For the analysis of the genetic relationships, Hoshino searched publicly available databases, containing millions of gene and protein sequences, for organisms with the SC and HpnP genes. Based on this genetic data set, he created so-called phylogenetic trees, which provide information on how the SC and HpnP genes were transferred between different organisms and whether the gene transfer took place vertically via inheritance or horizontally between evolutionarily unrelated organisms. Furthermore, the researchers were also able to determine when individual gene transfers took place in the evolutionary history of the genes by comparing previous studies that utilized the so-called molecular clock technique that takes into account the DNA mutation rate and estimates the timeline for the gene evolution.

In addition, because Precambrian biomarker records are extremely sensitive to contamination, the researchers used an ultra-clean method to extract organic matter from sediment cores. The geological samples in the form of cores were collected by several co-authors from 16 countries. They represent different geological periods from the Paleoproterozoic (2.5 billion years ago) to the present. The relative abundance of 2-methylhopanes was then measured in the organic matter.

There are many bacteria that possess both SC and HpnP genes, but they are mainly Cyanobacteria and Alphaproteobacteria. Each group is found to have acquired the two genes independently. This is in contrast to earlier studies that concluded that Cyanobacteria acquired these genes from Alphaproteobacteria at a late stage in their evolution. The new study further revealed that the common ancestor of Cyanobacteria already possessed both genes more than 2.4 billion years ago, when oxygen began to accumulate in the atmosphere during the so-called Great Oxidation Event.
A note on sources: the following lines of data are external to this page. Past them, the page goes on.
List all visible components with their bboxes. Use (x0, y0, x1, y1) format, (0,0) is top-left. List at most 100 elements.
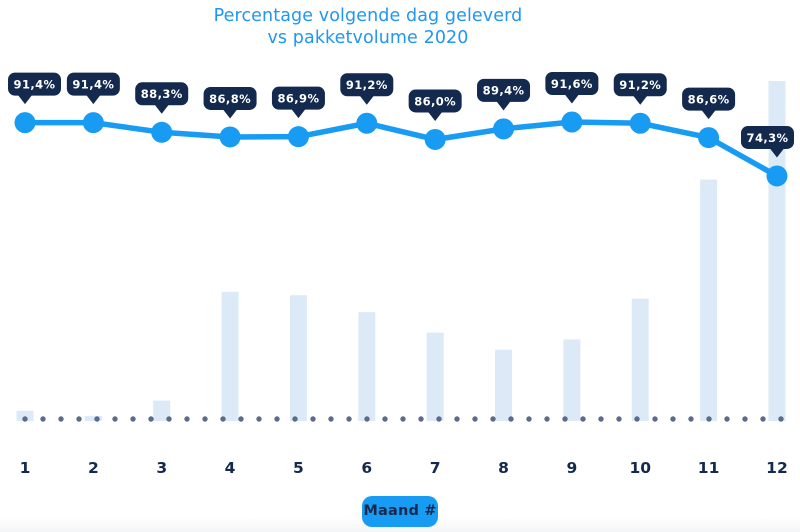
tooltip-pointer (564, 94, 579, 104)
x-axis-label: 8 (498, 459, 509, 477)
data-label-text: 91,4% (14, 77, 56, 91)
line-point-marker (561, 111, 583, 133)
tooltip-pointer (769, 148, 784, 158)
baseline-dot (220, 416, 226, 422)
tooltip-pointer (701, 110, 716, 120)
data-label-tooltip (340, 73, 394, 97)
baseline-dot (364, 416, 370, 422)
line-point-marker (698, 127, 720, 149)
baseline-dot (166, 416, 172, 422)
baseline-dot (760, 416, 766, 422)
baseline-dot (418, 416, 424, 422)
x-axis-label: 4 (225, 459, 236, 477)
baseline-dot (724, 416, 730, 422)
baseline-dot (670, 416, 676, 422)
baseline-dot (778, 416, 784, 422)
volume-bar (84, 415, 102, 421)
chart-title: Percentage volgende dag geleverd vs pakk… (0, 5, 736, 49)
volume-bar (289, 295, 307, 421)
line-point-marker (493, 118, 515, 140)
baseline-dot (310, 416, 316, 422)
data-label-text: 74,3% (747, 131, 789, 145)
x-axis-label: 6 (361, 459, 372, 477)
volume-bar (495, 349, 513, 421)
data-label-text: 91,2% (346, 78, 388, 92)
data-label-text: 86,6% (688, 92, 730, 106)
data-label-text: 91,6% (551, 77, 593, 91)
data-label-text: 86,8% (209, 92, 251, 106)
baseline-dot (238, 416, 244, 422)
volume-bar (631, 298, 649, 421)
data-label-tooltip (545, 72, 599, 95)
line-point-marker (766, 165, 788, 187)
data-label-tooltip (408, 89, 462, 113)
data-label-text: 88,3% (141, 87, 183, 101)
x-axis-label: 7 (430, 459, 441, 477)
baseline-dot (562, 416, 568, 422)
tooltip-pointer (428, 111, 443, 121)
baseline-dot (346, 416, 352, 422)
tooltip-pointer (496, 101, 511, 111)
line-point-marker (424, 128, 446, 150)
baseline-dot (292, 416, 298, 422)
baseline-dot (634, 416, 640, 422)
baseline-dot (544, 416, 550, 422)
baseline-dot (130, 416, 136, 422)
data-label-tooltip (135, 82, 189, 106)
data-label-text: 91,4% (72, 77, 114, 91)
volume-bar (563, 339, 581, 421)
volume-bar (221, 291, 239, 421)
x-axis-label: 5 (293, 459, 304, 477)
baseline-dot (328, 416, 334, 422)
line-point-marker (82, 112, 104, 134)
tooltip-pointer (154, 104, 169, 114)
tooltip-pointer (223, 109, 238, 119)
x-axis-label: 3 (156, 459, 167, 477)
line-point-marker (14, 112, 36, 134)
line-point-marker (151, 121, 173, 143)
data-label-tooltip (682, 87, 736, 111)
percentage-line (22, 119, 780, 179)
data-label-text: 86,9% (277, 91, 319, 105)
volume-bar (700, 179, 718, 421)
data-label-tooltip (741, 125, 794, 149)
tooltip-pointer (18, 95, 32, 105)
baseline-dot (454, 416, 460, 422)
data-label-text: 89,4% (483, 84, 525, 98)
baseline-dot (598, 416, 604, 422)
x-axis-label: 9 (566, 459, 577, 477)
tooltip-pointer (633, 95, 648, 105)
baseline-dot (148, 416, 154, 422)
baseline-dot (526, 416, 532, 422)
baseline-dot (400, 416, 406, 422)
tooltip-pointer (86, 95, 101, 105)
chart-title-line2: vs pakketvolume 2020 (267, 28, 469, 48)
volume-bar (153, 400, 171, 421)
volume-bar (16, 410, 34, 421)
data-label-tooltip (8, 72, 61, 96)
x-axis-label: 2 (88, 459, 99, 477)
line-point-marker (629, 112, 651, 134)
chart-title-line1: Percentage volgende dag geleverd (213, 6, 523, 26)
data-label-text: 91,2% (619, 78, 661, 92)
baseline-dot (382, 416, 388, 422)
x-axis-label: 12 (766, 459, 788, 477)
data-label-text: 86,0% (414, 94, 456, 108)
x-axis-title-badge: Maand # (362, 496, 438, 527)
x-axis-label: 11 (698, 459, 720, 477)
data-label-tooltip (203, 86, 257, 110)
baseline-dot (184, 416, 190, 422)
data-label-tooltip (477, 78, 531, 102)
tooltip-pointer (291, 109, 306, 119)
baseline-dot (742, 416, 748, 422)
baseline-dot (112, 416, 118, 422)
baseline-dot (490, 416, 496, 422)
baseline-dot (274, 416, 280, 422)
baseline-dot (580, 416, 586, 422)
baseline-dot (508, 416, 514, 422)
volume-bar (768, 81, 786, 421)
baseline-dot (202, 416, 208, 422)
tooltip-pointer (359, 95, 374, 105)
baseline-dot (652, 416, 658, 422)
In contrast, Alphaproteobacteria acquired the SC and HpnP genes at the earliest only 750 million years ago. Before that, 2-methylhopanoids were thus only produced by Cyanobacteria. The researchers interpret a slightly delayed increase of sedimentary 2-methylhopanes around 600 million years ago as a sign of the global spread of Alphaproteobacteria, which may have favored the concurrent evolutionary rise of eukaryotic algae.
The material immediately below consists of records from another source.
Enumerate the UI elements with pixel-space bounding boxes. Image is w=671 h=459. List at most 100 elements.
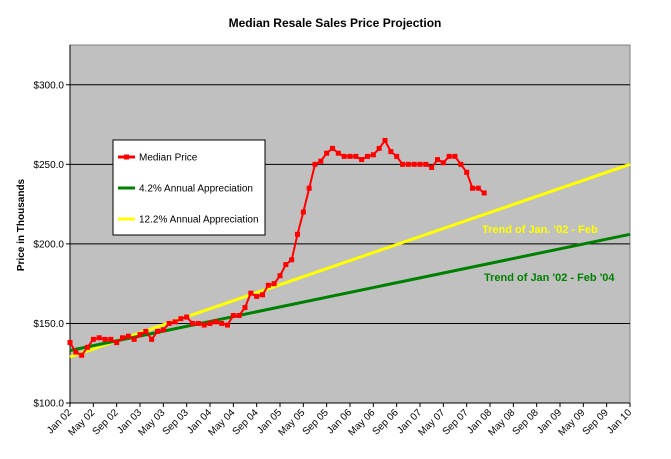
x-tick-label: Sep 07 [441,407,471,437]
data-point [353,153,359,159]
y-tick-label: $300.0 [33,80,64,91]
series-layer [67,137,631,359]
legend-label: 4.2% Annual Appreciation [139,184,253,195]
data-point [271,281,277,287]
x-tick-label: Sep 03 [161,407,191,437]
data-point [131,336,137,342]
y-tick-label: $200.0 [33,239,64,250]
data-point [195,320,201,326]
data-point [236,312,242,318]
y-axis-label: Price in Thousands [16,178,27,271]
data-point [184,314,190,320]
data-point [125,333,131,339]
data-point [85,344,90,350]
x-tick-label: Sep 06 [371,407,401,437]
data-point [382,137,388,143]
data-point [160,327,166,333]
data-point [120,335,125,341]
data-point [324,150,330,156]
data-point [190,320,195,326]
x-tick-label: Sep 02 [91,407,121,437]
x-tick-label: Sep 08 [511,407,541,437]
x-tick-label: Sep 09 [581,407,611,437]
chart-title: Median Resale Sales Price Projection [229,16,442,30]
y-tick-label: $100.0 [33,399,64,410]
data-point [172,319,178,325]
data-point [300,209,306,215]
data-point [388,149,394,155]
data-point [330,145,335,151]
data-point [242,305,248,311]
data-point [219,320,225,326]
data-point [376,145,382,151]
data-point [137,332,143,338]
data-point [73,349,79,355]
data-point [143,328,149,334]
annotations: Trend of Jan. '02 - Feb Trend of Jan '02 … [482,224,615,284]
data-point [359,157,365,163]
data-point [102,336,108,342]
legend: Median Price 4.2% Annual Appreciation 12.2… [112,139,266,236]
data-point [178,316,184,322]
data-point [417,161,423,167]
data-point [277,273,283,279]
data-point [283,262,289,268]
data-point [458,161,464,167]
data-point [265,282,271,288]
data-point [201,322,207,328]
data-point [67,340,73,346]
data-point [335,150,341,156]
data-point [155,328,160,334]
data-point [411,161,417,167]
data-point [213,319,219,325]
data-point [230,312,236,318]
data-point [470,185,475,191]
data-point [429,165,435,171]
data-point [108,336,114,342]
data-point [312,161,318,167]
data-point [423,161,429,167]
y-tick-label: $250.0 [33,160,64,171]
data-point [475,185,481,191]
data-point [400,161,405,167]
data-point [295,231,300,237]
data-point [365,153,370,159]
data-point [452,153,458,159]
y-tick-label: $150.0 [33,319,64,330]
data-point [306,185,312,191]
data-point [260,292,265,298]
data-point [207,320,213,326]
series-line [69,162,631,359]
data-point [254,293,260,299]
data-point [394,153,400,159]
legend-marker [124,154,129,160]
data-point [318,158,324,164]
x-tick-label: Sep 04 [231,407,261,437]
data-point [96,335,102,341]
x-tick-label: Jan 10 [605,407,634,436]
annotation-label: Trend of Jan '02 - Feb '04 [484,272,615,284]
data-point [435,157,440,163]
data-point [248,290,254,296]
legend-label: Median Price [139,153,198,164]
data-point [440,160,446,166]
legend-box [112,139,266,236]
data-point [79,352,85,358]
data-point [90,336,96,342]
data-point [446,153,452,159]
data-point [464,169,470,175]
data-point [166,320,172,326]
data-point [370,152,376,158]
data-point [289,257,295,263]
data-point [405,161,411,167]
legend-label: 12.2% Annual Appreciation [139,215,259,226]
data-point [481,190,487,196]
data-point [341,153,347,159]
data-point [225,322,230,328]
data-point [114,340,120,346]
x-tick-label: Sep 05 [301,407,331,437]
data-point [149,336,155,342]
annotation-label: Trend of Jan. '02 - Feb [482,224,598,236]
“The individual analytical methods mentioned above are not new, but few researchers have attempted to perform comprehensive analyses for SC and HpnP and to integrate genetic data with sedimentary biomarker data before, as this requires combining two completely different scientific disciplines — molecular biology and organic geochemistry,” says Hoshino. “The source of sedimentary 2-methylhopanes has been a topic of long debate,” adds Christian Hallmann. — “This new study not only provides clarity about the diagnosticity of 2-methylhopanes and the role of Cyanobacteria in deep time; its methodology offers a new avenue forward to refine the diagnosticity of, in theory, any biomarker lipid once the biosynthesis genes are known.”